Non-invasive pressure-support ventilation
Unlike CPAP, non-invasive pressure-support ventilation (NIPSV) requires a ventilator unit, programmed with both expiratory and inspiratory pressures (Mas and Masip, 2014). Bi-level positive airway pressure ventilation (BIPAP) is an example of NIPSV used in UK hospitals and is delivered by a face or nasal mask. When the patient begins inspiration, the ventilator assists this with pressure support using a decelerated flow, keeping inspiratory positive airway pressure (IPAP) constant and lowering carbon dioxide levels (Credland, 2013). When the patient's expiratory effort finishes or decreases below a target pressure, the pressure support is discontinued, and pressure drops to a predetermined expiratory positive airway pressure (EPAP) or PEEP (Mas and Masip, 2014). This assists in maintaining airway patency during expiration and increases oxygen levels (Credland, 2013). BIPAP results in an overall reduction in respiratory effort compared with CPAP, owing to the constant IPAP (Nava and Hill, 2009), while hypercapnia is reversed and improved alveolar ventilation reverses respiratory acidosis (Credland, 2013). Therefore, it is favoured in many studies for the treatment of type 2 respiratory failure, secondary to exacerbation of COPD (Mas and Masip, 2014).
Risks of NIV
NIV is not without risks. The resulting elevation of pressure in the alveoli may result in barotrauma, while hyperinflation increases the risk of pneumothorax (Clancy and McVicar, 2009). Patients should be carefully monitored throughout for signs of further deterioration, such as reducing consciousness, airway compromise, vomiting, haemodynamic instability or ineffective ventilation. In the case of adverse effects, consideration should be given as to whether to withdraw treatment (Davidson et al, 2016).
Invasive mechanical ventilation
Treatment failure of NIV occurs in 20–40% of patients (Credland, 2013). Therefore, hospital guidelines have advocated early development of an ongoing management plan to address this when commencing NIV therapy (RCP, 2008; NICE, 2010).
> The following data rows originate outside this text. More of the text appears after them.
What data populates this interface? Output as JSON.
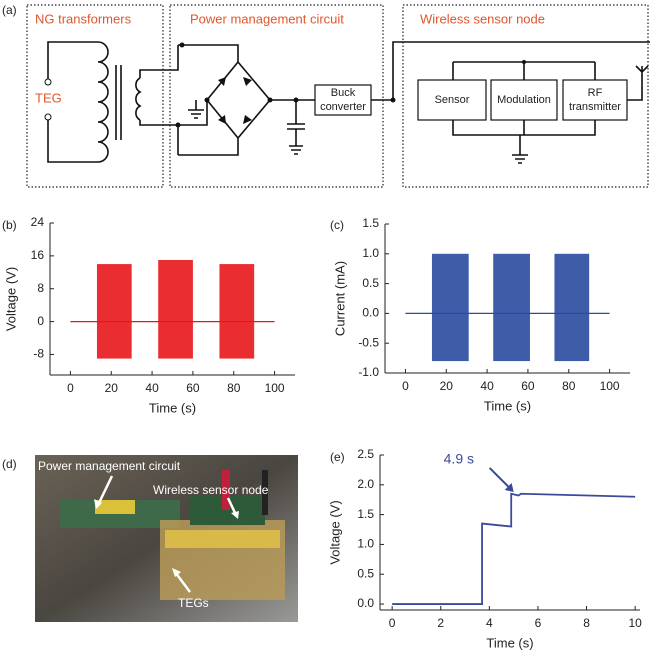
{
  "diagram": {
    "label": "(a)",
    "sections": [
      "NG transformers",
      "Power management circuit",
      "Wireless sensor node"
    ],
    "source": "TEG",
    "converter": [
      "Buck",
      "converter"
    ],
    "blocks": [
      [
        "Sensor"
      ],
      [
        "Modulation"
      ],
      [
        "RF",
        "transmitter"
      ]
    ]
  },
  "photo": {
    "label": "(d)",
    "annotations": [
      "Power management circuit",
      "Wireless sensor node",
      "TEGs"
    ]
  },
  "chart_data": [
    {
      "type": "burst",
      "label": "(b)",
      "xlabel": "Time (s)",
      "ylabel": "Voltage (V)",
      "color": "#e8161b",
      "xlim": [
        -10,
        110
      ],
      "xticks": [
        0,
        20,
        40,
        60,
        80,
        100
      ],
      "ylim": [
        -13,
        24
      ],
      "yticks": [
        -8,
        0,
        8,
        16,
        24
      ],
      "baseline": {
        "x": [
          0,
          100
        ],
        "values": [
          0,
          0
        ]
      },
      "bursts": [
        {
          "x": [
            13,
            30
          ],
          "max": 14,
          "min": -9
        },
        {
          "x": [
            43,
            60
          ],
          "max": 15,
          "min": -9
        },
        {
          "x": [
            73,
            90
          ],
          "max": 14,
          "min": -9
        }
      ]
    },
    {
      "type": "burst",
      "label": "(c)",
      "xlabel": "Time (s)",
      "ylabel": "Current (mA)",
      "color": "#2a4aa0",
      "xlim": [
        -10,
        110
      ],
      "xticks": [
        0,
        20,
        40,
        60,
        80,
        100
      ],
      "ylim": [
        -1,
        1.5
      ],
      "yticks": [
        {
          "value": -1,
          "label": "-1.0"
        },
        {
          "value": -0.5,
          "label": "-0.5"
        },
        {
          "value": 0,
          "label": "0.0"
        },
        {
          "value": 0.5,
          "label": "0.5"
        },
        {
          "value": 1,
          "label": "1.0"
        },
        {
          "value": 1.5,
          "label": "1.5"
        }
      ],
      "baseline": {
        "x": [
          0,
          100
        ],
        "values": [
          0,
          0
        ]
      },
      "bursts": [
        {
          "x": [
            13,
            31
          ],
          "max": 1.0,
          "min": -0.8
        },
        {
          "x": [
            43,
            61
          ],
          "max": 1.0,
          "min": -0.8
        },
        {
          "x": [
            73,
            90
          ],
          "max": 1.0,
          "min": -0.8
        }
      ]
    },
    {
      "type": "line",
      "label": "(e)",
      "xlabel": "Time (s)",
      "ylabel": "Voltage (V)",
      "color": "#3b4a9a",
      "xlim": [
        -0.5,
        10.2
      ],
      "xticks": [
        0,
        2,
        4,
        6,
        8,
        10
      ],
      "ylim": [
        -0.1,
        2.5
      ],
      "yticks": [
        {
          "value": 0,
          "label": "0.0"
        },
        {
          "value": 0.5,
          "label": "0.5"
        },
        {
          "value": 1,
          "label": "1.0"
        },
        {
          "value": 1.5,
          "label": "1.5"
        },
        {
          "value": 2,
          "label": "2.0"
        },
        {
          "value": 2.5,
          "label": "2.5"
        }
      ],
      "x": [
        0,
        3.7,
        3.7,
        4.9,
        4.9,
        5.2,
        5.3,
        10
      ],
      "values": [
        0,
        0,
        1.35,
        1.3,
        1.85,
        1.82,
        1.85,
        1.8
      ],
      "annotation": {
        "text": "4.9 s",
        "x": 5.0,
        "y": 1.88
      }
    }
  ]
}
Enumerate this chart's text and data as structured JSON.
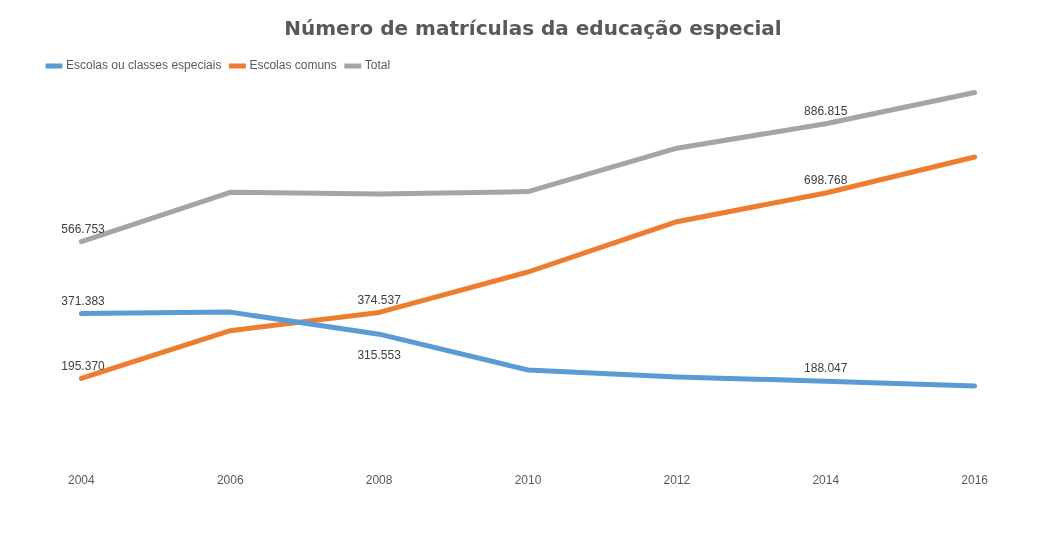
{
  "chart_data": {
    "type": "line",
    "title": "Número de matrículas da educação especial",
    "categories": [
      "2004",
      "2006",
      "2008",
      "2010",
      "2012",
      "2014",
      "2016"
    ],
    "tick_labels": "x",
    "grid": false,
    "legend": "top left",
    "marker": "none",
    "line_style": "solid",
    "series": [
      {
        "name": "Escolas ou classes especiais",
        "color": "#5b9bd5",
        "values": [
          371383,
          375488,
          315553,
          218271,
          199656,
          188047,
          174886
        ],
        "value_labels": [
          "371.383",
          null,
          "315.553",
          null,
          null,
          "188.047",
          null
        ]
      },
      {
        "name": "Escolas comuns",
        "color": "#ed7d31",
        "values": [
          195370,
          325136,
          374537,
          484332,
          620777,
          698768,
          796486
        ],
        "value_labels": [
          "195.370",
          null,
          "374.537",
          null,
          null,
          "698.768",
          null
        ]
      },
      {
        "name": "Total",
        "color": "#a5a5a5",
        "values": [
          566753,
          700624,
          695699,
          702603,
          820433,
          886815,
          971372
        ],
        "value_labels": [
          "566.753",
          null,
          null,
          null,
          null,
          "886.815",
          null
        ]
      }
    ]
  }
}
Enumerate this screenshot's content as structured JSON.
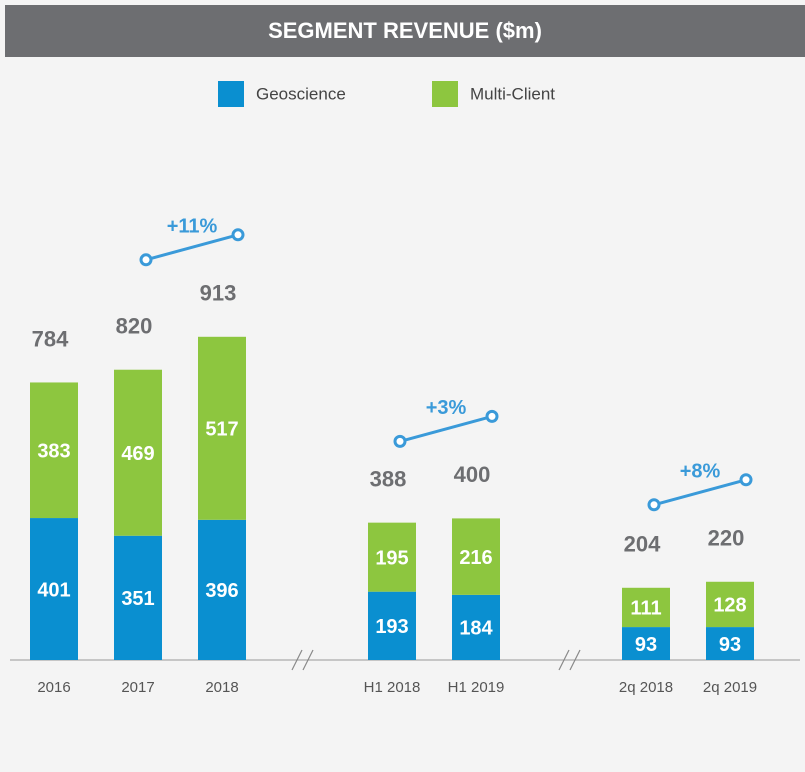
{
  "chart_data": {
    "type": "stacked-bar",
    "title": "SEGMENT REVENUE ($m)",
    "categories": [
      "2016",
      "2017",
      "2018",
      "H1 2018",
      "H1 2019",
      "2q 2018",
      "2q 2019"
    ],
    "series": [
      {
        "name": "Geoscience",
        "color": "#0a8fd0",
        "values": [
          401,
          351,
          396,
          193,
          184,
          93,
          93
        ]
      },
      {
        "name": "Multi-Client",
        "color": "#8dc63f",
        "values": [
          383,
          469,
          517,
          195,
          216,
          111,
          128
        ]
      }
    ],
    "totals": [
      784,
      820,
      913,
      388,
      400,
      204,
      220
    ],
    "annotations": [
      "+11%",
      "+3%",
      "+8%"
    ]
  }
}
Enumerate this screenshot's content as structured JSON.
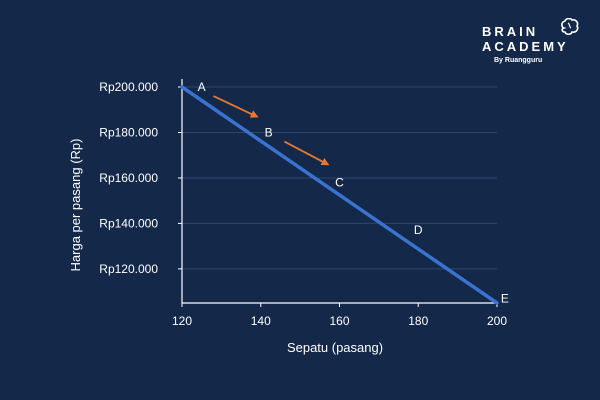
{
  "brand": {
    "line1": "BRAIN",
    "line2": "ACADEMY",
    "sub": "By Ruangguru",
    "logo_icon": "brain-icon"
  },
  "colors": {
    "background": "#14284a",
    "line": "#3a72d0",
    "arrow": "#e8782e",
    "text": "#ffffff",
    "grid": "#2c4470"
  },
  "chart_data": {
    "type": "line",
    "title": "",
    "xlabel": "Sepatu (pasang)",
    "ylabel": "Harga per pasang (Rp)",
    "xlim": [
      120,
      200
    ],
    "ylim": [
      105000,
      200000
    ],
    "x_ticks": [
      120,
      140,
      160,
      180,
      200
    ],
    "x_tick_labels": [
      "120",
      "140",
      "160",
      "180",
      "200"
    ],
    "y_ticks": [
      200000,
      180000,
      160000,
      140000,
      120000
    ],
    "y_tick_labels": [
      "Rp200.000",
      "Rp180.000",
      "Rp160.000",
      "Rp140.000",
      "Rp120.000"
    ],
    "grid": true,
    "series": [
      {
        "x": [
          120,
          200
        ],
        "y": [
          200000,
          105000
        ]
      }
    ],
    "points": [
      {
        "label": "A",
        "x": 125,
        "y": 200000
      },
      {
        "label": "B",
        "x": 142,
        "y": 180000
      },
      {
        "label": "C",
        "x": 160,
        "y": 158000
      },
      {
        "label": "D",
        "x": 180,
        "y": 137000
      },
      {
        "label": "E",
        "x": 202,
        "y": 107000
      }
    ],
    "arrows": [
      {
        "from": [
          128,
          196000
        ],
        "to": [
          139,
          187000
        ]
      },
      {
        "from": [
          146,
          176000
        ],
        "to": [
          157,
          166000
        ]
      }
    ]
  }
}
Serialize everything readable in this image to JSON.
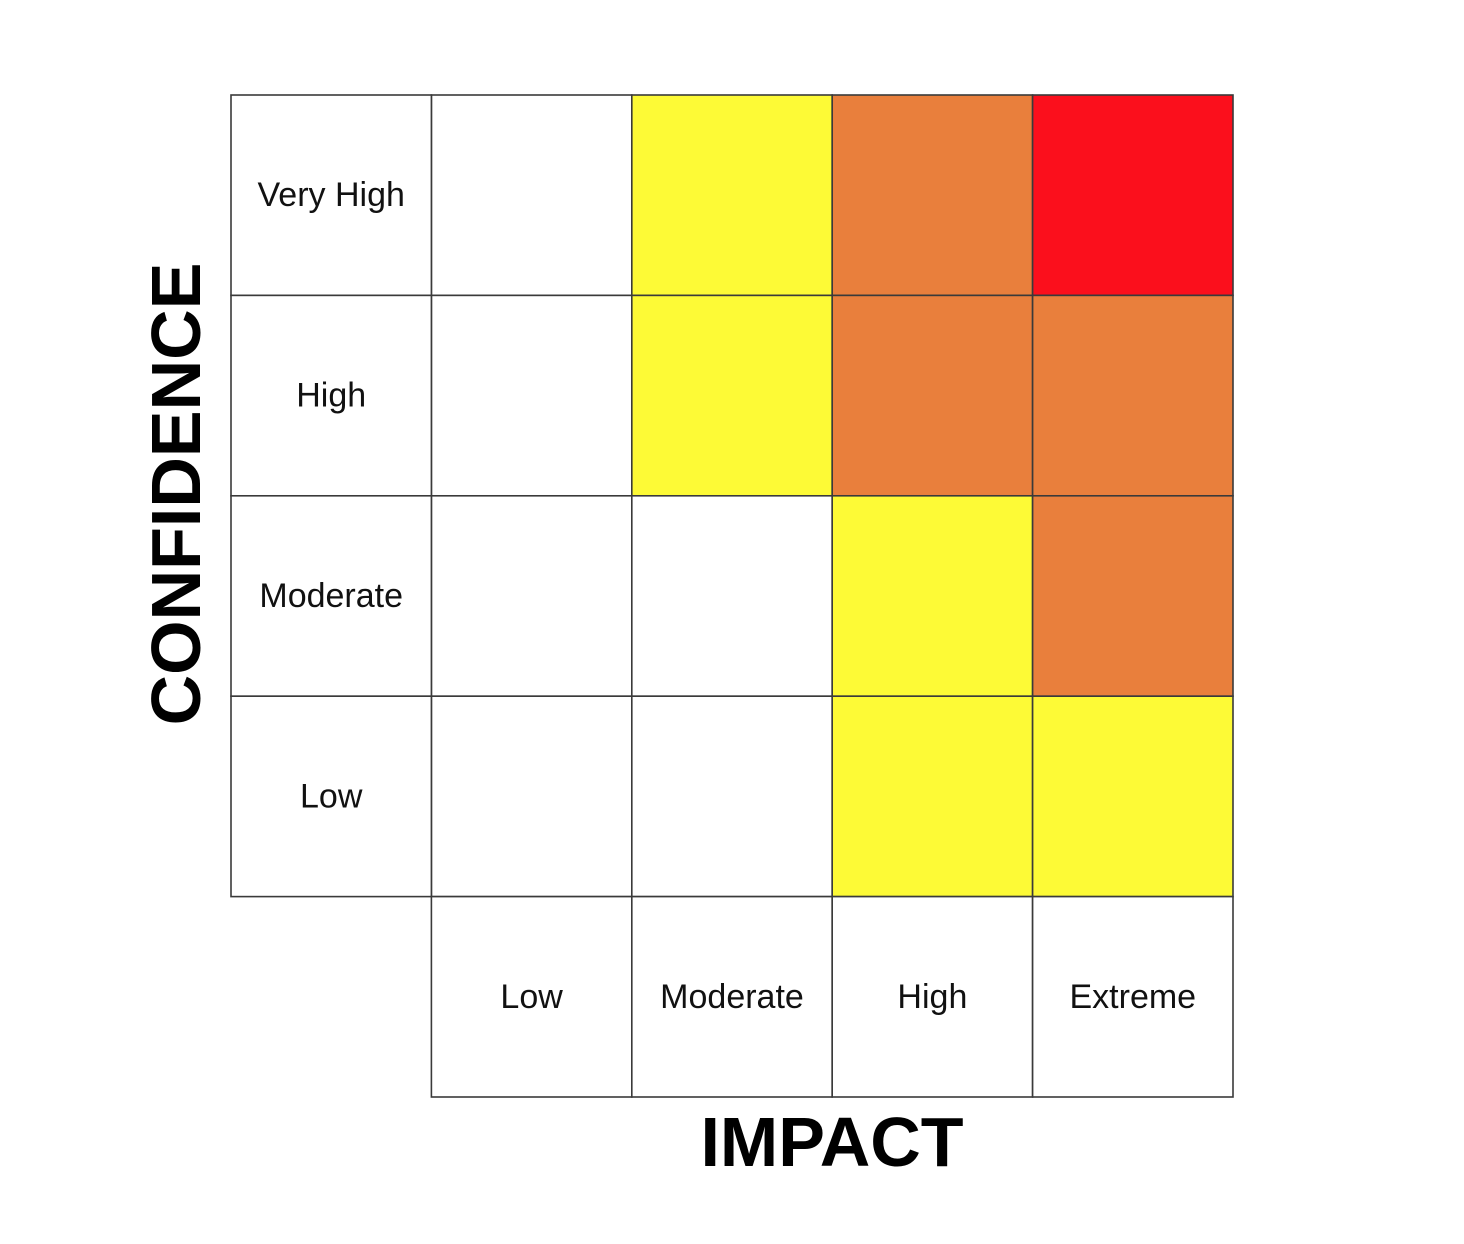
{
  "chart_data": {
    "type": "heatmap",
    "xlabel": "IMPACT",
    "ylabel": "CONFIDENCE",
    "x_categories": [
      "Low",
      "Moderate",
      "High",
      "Extreme"
    ],
    "y_categories": [
      "Very High",
      "High",
      "Moderate",
      "Low"
    ],
    "cells": [
      [
        "white",
        "yellow",
        "orange",
        "red"
      ],
      [
        "white",
        "yellow",
        "orange",
        "orange"
      ],
      [
        "white",
        "white",
        "yellow",
        "orange"
      ],
      [
        "white",
        "white",
        "yellow",
        "yellow"
      ]
    ],
    "colors": {
      "white": "#ffffff",
      "yellow": "#fdfa36",
      "orange": "#e97f3c",
      "red": "#fb0f1c"
    }
  }
}
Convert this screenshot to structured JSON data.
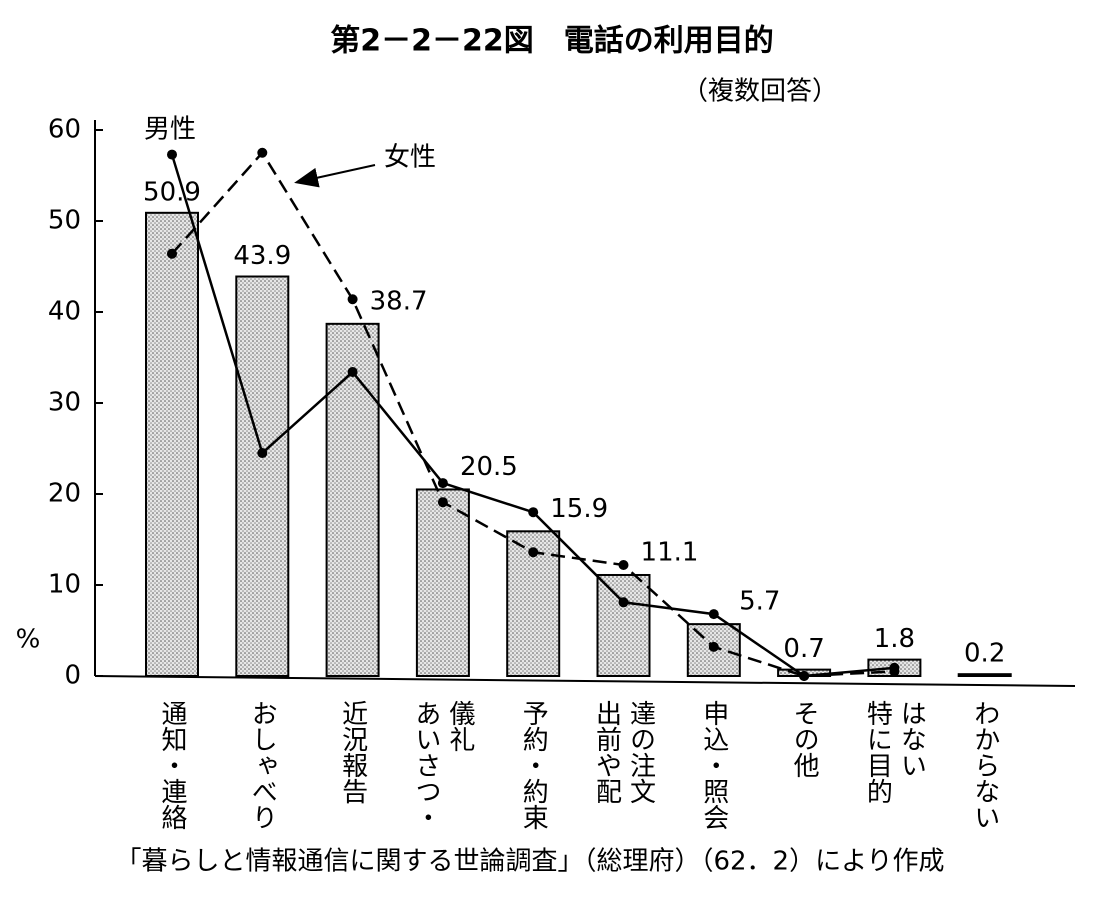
{
  "chart_data": {
    "type": "bar",
    "title": "第2－2－22図　電話の利用目的",
    "subtitle": "（複数回答）",
    "y_label": "%",
    "source": "「暮らしと情報通信に関する世論調査」（総理府）（62．2）により作成",
    "categories": [
      [
        "通知・連絡"
      ],
      [
        "おしゃべり"
      ],
      [
        "近況報告"
      ],
      [
        "あいさつ・",
        "儀礼"
      ],
      [
        "予約・約束"
      ],
      [
        "出前や配",
        "達の注文"
      ],
      [
        "申込・照会"
      ],
      [
        "その他"
      ],
      [
        "特に目的",
        "はない"
      ],
      [
        "わからない"
      ]
    ],
    "values": [
      50.9,
      43.9,
      38.7,
      20.5,
      15.9,
      11.1,
      5.7,
      0.7,
      1.8,
      0.2
    ],
    "color": "#dcdcdc",
    "series": [
      {
        "name": "男性",
        "type": "line",
        "color": "#000000",
        "dash": false,
        "values": [
          57.3,
          24.5,
          33.4,
          21.2,
          18.0,
          8.1,
          6.8,
          0,
          0.9,
          null
        ]
      },
      {
        "name": "女性",
        "type": "line",
        "color": "#000000",
        "dash": true,
        "values": [
          46.4,
          57.5,
          41.4,
          19.1,
          13.6,
          12.2,
          3.2,
          0,
          0.5,
          null
        ]
      }
    ],
    "ylim": [
      0,
      60
    ],
    "yticks": [
      0,
      10,
      20,
      30,
      40,
      50,
      60
    ],
    "grid": false
  }
}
A decline in level of consciousness, hypotension, uncorrected hypoxaemia or no change in respiratory rate indicate treatment failure and invasive mechanical ventilation (IMV) should be considered where appropriate (RCP, 2008; Credland, 2013). As previously stated, there are often significant complications associated with IMV in this patient group, leading to poorer outcomes and increased rates of mortality.
Conclusion
COPD is a common respiratory disease affecting a significant proportion of the population. Exacerbation of the illness accounts for thousands of hospital admissions each year. Current UK prehospital management of acute exacerbation of COPD focuses on pharmacological management and oxygen therapy as a first-line treatment.
While this is appropriate, international evidence suggests that NIV during prehospital treatment of patients with acute respiratory failure is beneficial in improving patient outcome and avoiding treatment escalation in hospital. NIV is used by some ambulance services in the UK; however, its use is not widespread. Further UK research into its use is needed before it is likely to be introduced as a widespread treatment in paramedic practice.